The Field, Part 4: Administration
(The Field)

In general, the Independent Field regards the administrative technology of Scientology in a variety of negative ways.

Of course, the Independent Field is composed of those who are primarily tech terminals, those who are primarily admin terminals, and those who are both. Those who were tech terminals before leaving the Church are in demand. We're all somewhere on the Bridge, and far too many of us are Clear and below. So we need the tech terminals to help us make it to and through the OT levels. But whether the folks in the Independent Field need the admin terminals is another question entirely.

The origin of this attitude goes far beyond David Miscavige and the corporate culture he's shoved down the Church's administrative networks. In the 1950s, organizations sprang up haphazardly and were on their own administratively. There was no administrative technology. Ron researched, traveled, lectured, and tried to support the growth of the isolated groups and organizations in whatever ways he could. But at some point it became clear to him that, lacking an administrative technology, these groups wouldn't make much of a dent in the demand for Dianetics and Scientology training and processing. So in the late 50s and early 60s LRH set out to formulate a body of technology dealing with the administration of groups. This evolution continued into the mid 70s, when he considered the administrative technology sufficiently workable to be considered complete.

In the process of developing this administrative technology, Ron found it necessary to take on the position of Executive Director of the growing number of Scientology organizations throughout the world. At some point later, he found it necessary to create an elite corps of tough, dedicated executives manned by a newly created fraternity of Scientologists known as the "Sea Organization". From his office on board the Apollo (previously, the Royal Scotsman), he developed the whole executive structure of the "Mother Church" and sent out "missions" to accomplish various administrative goals, such a booming various orgs, forming advanced bases on land, and assisting with other research projects.

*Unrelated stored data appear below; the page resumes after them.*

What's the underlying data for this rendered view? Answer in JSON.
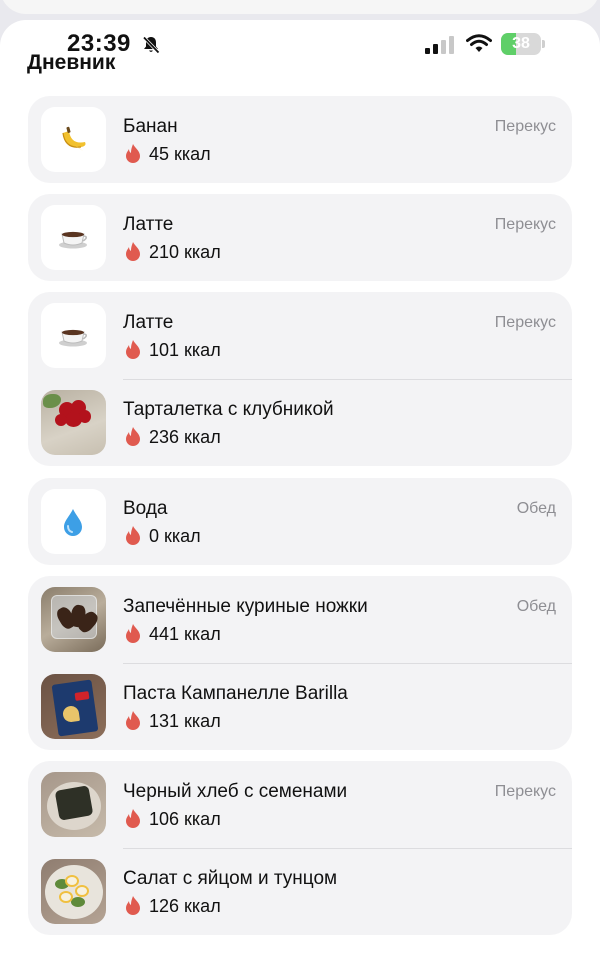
{
  "status_bar": {
    "time": "23:39",
    "battery_level": "38",
    "battery_fraction": 0.38,
    "icons": [
      "bell-slash-icon",
      "cellular-signal-icon",
      "wifi-icon",
      "battery-icon"
    ]
  },
  "header": {
    "title": "Дневник"
  },
  "colors": {
    "card_background": "#f3f3f5",
    "flame": "#e05a4f",
    "meal_tag": "#8e8e93",
    "battery": "#5fcf68"
  },
  "entries": [
    {
      "name": "Банан",
      "kcal": "45 ккал",
      "meal": "Перекус",
      "icon": "banana-icon"
    },
    {
      "name": "Латте",
      "kcal": "210 ккал",
      "meal": "Перекус",
      "icon": "coffee-cup-icon"
    },
    {
      "name": "Латте",
      "kcal": "101 ккал",
      "meal": "Перекус",
      "icon": "coffee-cup-icon"
    },
    {
      "name": "Тарталетка с клубникой",
      "kcal": "236 ккал",
      "meal": "",
      "icon": "strawberry-tart-photo"
    },
    {
      "name": "Вода",
      "kcal": "0 ккал",
      "meal": "Обед",
      "icon": "water-drop-icon"
    },
    {
      "name": "Запечённые куриные ножки",
      "kcal": "441 ккал",
      "meal": "Обед",
      "icon": "chicken-legs-photo"
    },
    {
      "name": "Паста Кампанелле Barilla",
      "kcal": "131 ккал",
      "meal": "",
      "icon": "pasta-box-photo"
    },
    {
      "name": "Черный хлеб с семенами",
      "kcal": "106 ккал",
      "meal": "Перекус",
      "icon": "black-bread-photo"
    },
    {
      "name": "Салат с яйцом и тунцом",
      "kcal": "126 ккал",
      "meal": "",
      "icon": "egg-tuna-salad-photo"
    }
  ]
}
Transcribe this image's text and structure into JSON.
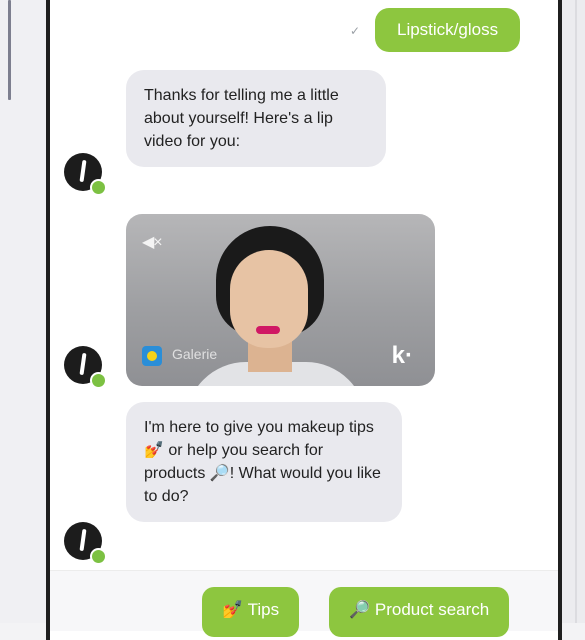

As meticulously as he had piloted and tested the auditing technology, Ron piloted and tested the administrative technology. It was refined and revised as necessary to form a body of knowledge which, when properly trained in and followed, would produce booming, productive organizations. Even when applied by people who had never administered anything before (an important requirement).

And then LRH moved off the lines.

Gradually, in practice, policy was altered, violated, not followed. Orgs often became difficult places in which to work. The continuous drama and tumult behind the scenes sometimes spilled over onto public lines. Later, after LRH died, various people high up in the church completely perverted and countered the workable policies from LRH with what can best be called "squirrel admin". The result was and is misery all around.

Again, administrative technology has never had the respect and reverence with which we treat the auditing technology. While to some extent you can "read it, drill it, do it" with auditing tech, you don't apply this method for the making of serious academy auditors. Yet admin tech is applied exactly this way for a lot of administrative posts. You generally don't spend six months training someone to be a letter registrar before you actually let them write letters. It just doesn't happen that way. What happens in practice is that you bring someone on staff, maybe put them through their Staff Status 0, 1 and 2 courses while they expedite (do odd jobs) and then assign them to a post. The Staff Statuses include a minimum of basic admin tech necessary to function inside an org. Once posted, they may do a "mini-hat" or something similar., and operate for weeks or years that way. Policy dictates that they get 2-1/2 hours of study or enhancement done in a day, which would entail their "full hat", Volume 0 of the Org Exec Course (OEC), then the OEC volume for their division, and finally, the full Org Executive Course. But in practice, this almost never happens. Staff are lucky to get in any study time at all. So instead of getting all the policy they need to function on post or in an org properly, they end up doing things "the way we always did them", whatever that is. Worse, even if they do manage to complete their Staff Statuses before going on post, the policy actually practiced by the staff may be at wild variance with what they just studied on their Staff Statuses. If they're troublemakers, they may complain about the differences (and get hit by Ethics). But just as likely, they follow the "policy" that's actually in use, which could be anything.

And thus, "policy", not properly studied and practiced, gets a bad name. (And that includes ethics policy, which creates an exceptionally unpleasant environment when misapplied.)

And thus you get an Independent Field which generally regards policy as the bastard stepchild of Scientology. Having been mishandled by staffs which often wouldn't know the proper policy if it walked up and slapped them, they incorrectly assign their problems or the problems of orgs to policy in general. All policy becomes bad. (A=A=A)

Right now, the Independent Field is preoccupied with the job of creating networks of "trusted" terminals and handling those who have resigned from the Church to get them up the Bridge. And they'll be busy with this job for a number of years. But at some point, there may be nothing left of the Church of Scientology. And there will still be people who have read the Dianetics book, who want to get further training and auditing. If the barriers to that training and auditing are too high (because they can't even find a local group to deliver to them), they will simply wander off. At some point, the Independent Field will have to find a way to handle raw public. At some point the Independent Field may remember that the original purpose was to clear the planet. And the only way to viably do that is to have stable organizations. And the only way to have those is by application of the administrative technology. I'm sorry if that's unpalatable and not what you wanted to hear. But it's what LRH said. And it's as true today as when he originally said it.